Incomplete Digestion and Intestinal Permeability
When larger quantities of complex peptides reach the intestine:
Interaction with the epithelium increases
In the presence of a weakened barrier, the probability of translocation rises
Local immune activation is promoted
In “leaky gut” models, this is associated with:
Alterations of tight junctions
Increased paracellular permeability
Passage of peptides, endotoxins, and antigens
This may generate a vicious cycle:
Inefficient digestion → increased antigenic load → mucosal stress → increased permeability → increased inflammation

The Special Case of Gluten
Gluten represents a well-studied example of a partially digestible dietary protein.

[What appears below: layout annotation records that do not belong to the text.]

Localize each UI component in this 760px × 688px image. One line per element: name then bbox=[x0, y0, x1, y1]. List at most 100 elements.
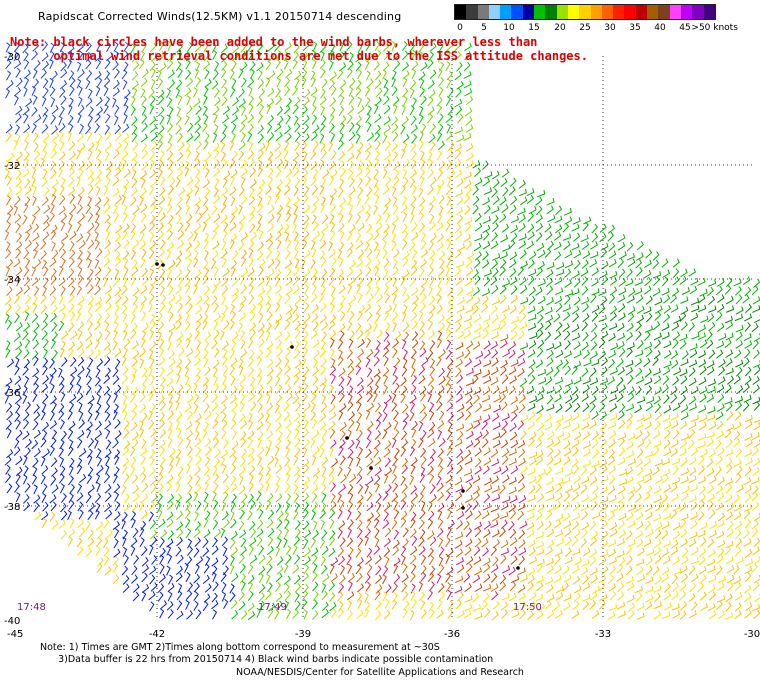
wind-barb bbox=[69, 52, 74, 63]
wind-barb bbox=[149, 104, 155, 115]
wind-barb bbox=[374, 285, 380, 296]
wind-barb bbox=[598, 556, 607, 566]
wind-barb bbox=[383, 284, 389, 295]
wind-barb bbox=[400, 275, 406, 286]
wind-barb bbox=[338, 392, 345, 403]
wind-barb bbox=[427, 113, 434, 124]
wind-barb bbox=[123, 554, 129, 565]
wind-barb bbox=[357, 429, 363, 440]
wind-barb bbox=[681, 287, 690, 295]
wind-barb bbox=[429, 257, 435, 268]
wind-barb bbox=[391, 142, 398, 153]
wind-barb bbox=[167, 168, 174, 179]
wind-barb bbox=[24, 401, 31, 412]
wind-barb bbox=[185, 358, 192, 369]
wind-barb bbox=[562, 323, 570, 333]
wind-barb bbox=[429, 213, 435, 224]
wind-barb bbox=[347, 283, 353, 294]
wind-barb bbox=[645, 402, 653, 412]
wind-barb bbox=[130, 230, 136, 241]
wind-barb bbox=[293, 43, 300, 54]
wind-barb bbox=[383, 78, 389, 89]
wind-barb bbox=[411, 287, 419, 297]
wind-barb bbox=[257, 113, 264, 124]
wind-barb bbox=[221, 591, 227, 602]
wind-barb bbox=[150, 204, 157, 215]
wind-barb bbox=[229, 365, 236, 376]
wind-barb bbox=[221, 285, 229, 296]
wind-barb bbox=[293, 231, 299, 242]
wind-barb bbox=[717, 322, 725, 332]
wind-barb bbox=[220, 312, 226, 323]
wind-barb bbox=[139, 170, 148, 180]
wind-barb bbox=[283, 104, 291, 115]
wind-barb bbox=[655, 411, 662, 421]
wind-barb bbox=[752, 466, 760, 476]
wind-barb bbox=[184, 383, 192, 394]
wind-barb bbox=[680, 492, 689, 502]
wind-barb bbox=[447, 412, 454, 423]
wind-barb bbox=[177, 94, 183, 105]
contamination-marker bbox=[516, 566, 520, 570]
wind-barb bbox=[555, 585, 564, 594]
wind-barb bbox=[175, 177, 181, 188]
wind-barb bbox=[184, 403, 192, 413]
wind-barb bbox=[717, 303, 725, 313]
wind-barb bbox=[662, 556, 671, 565]
wind-barb bbox=[374, 590, 381, 601]
wind-barb bbox=[438, 250, 446, 261]
wind-barb bbox=[265, 330, 271, 341]
wind-barb bbox=[76, 221, 82, 232]
contamination-marker bbox=[161, 263, 165, 267]
wind-barb bbox=[202, 178, 211, 189]
wind-barb bbox=[67, 186, 76, 196]
wind-barb bbox=[284, 159, 289, 170]
wind-barb bbox=[374, 430, 382, 440]
wind-barb bbox=[517, 440, 526, 449]
wind-barb bbox=[607, 611, 616, 620]
wind-barb bbox=[13, 205, 19, 216]
wind-barb bbox=[446, 430, 453, 441]
wind-barb bbox=[302, 476, 310, 486]
wind-barb bbox=[392, 161, 401, 171]
wind-barb bbox=[267, 214, 275, 224]
wind-barb bbox=[338, 583, 345, 594]
wind-barb bbox=[635, 385, 642, 396]
wind-barb bbox=[481, 288, 490, 297]
wind-barb bbox=[139, 187, 147, 198]
wind-barb bbox=[213, 473, 220, 484]
wind-barb bbox=[688, 359, 698, 368]
wind-barb bbox=[745, 303, 752, 314]
wind-barb bbox=[564, 250, 573, 259]
wind-barb bbox=[402, 304, 408, 315]
wind-barb bbox=[23, 349, 30, 359]
wind-barb bbox=[537, 386, 545, 396]
legend-swatch bbox=[534, 5, 546, 19]
wind-barb bbox=[133, 554, 140, 565]
wind-barb bbox=[158, 518, 166, 528]
wind-barb bbox=[465, 394, 473, 404]
wind-barb bbox=[31, 350, 39, 360]
wind-barb bbox=[69, 483, 76, 494]
wind-barb bbox=[383, 448, 391, 458]
wind-barb bbox=[456, 456, 464, 466]
wind-barb bbox=[68, 322, 75, 333]
wind-barb bbox=[229, 239, 235, 250]
wind-barb bbox=[617, 457, 626, 466]
wind-barb bbox=[465, 124, 474, 133]
wind-barb bbox=[85, 204, 92, 215]
wind-barb bbox=[445, 572, 451, 583]
wind-barb bbox=[484, 171, 493, 179]
wind-barb bbox=[239, 563, 246, 574]
wind-barb bbox=[436, 241, 444, 252]
wind-barb bbox=[42, 60, 50, 71]
wind-barb bbox=[168, 463, 174, 474]
wind-barb bbox=[303, 249, 311, 259]
wind-barb bbox=[364, 167, 371, 178]
wind-barb bbox=[186, 41, 193, 52]
wind-barb bbox=[591, 233, 599, 243]
wind-barb bbox=[446, 149, 454, 160]
wind-barb bbox=[78, 213, 86, 223]
legend-swatch bbox=[477, 5, 489, 19]
wind-barb bbox=[680, 457, 688, 467]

Reviews by Cenni et al. (2023) and other studies show that:
Gluten is rich in proline and glutamine
Human digestion generates enzyme-resistant peptides
Some of these peptides can alter tight junctions via zonulin
In predisposed individuals (celiac disease, non-celiac gluten sensitivity):
Gluten peptides increase intestinal permeability
Facilitate bacterial translocation
Activate mucosal immune responses
It is important to emphasize that:
The human digestive system possesses proteases capable of degrading many gluten peptides
Nevertheless, some highly immunogenic fragments may persist
Therefore, gluten is not universally pathogenic, but may become clinically relevant in vulnerable contexts.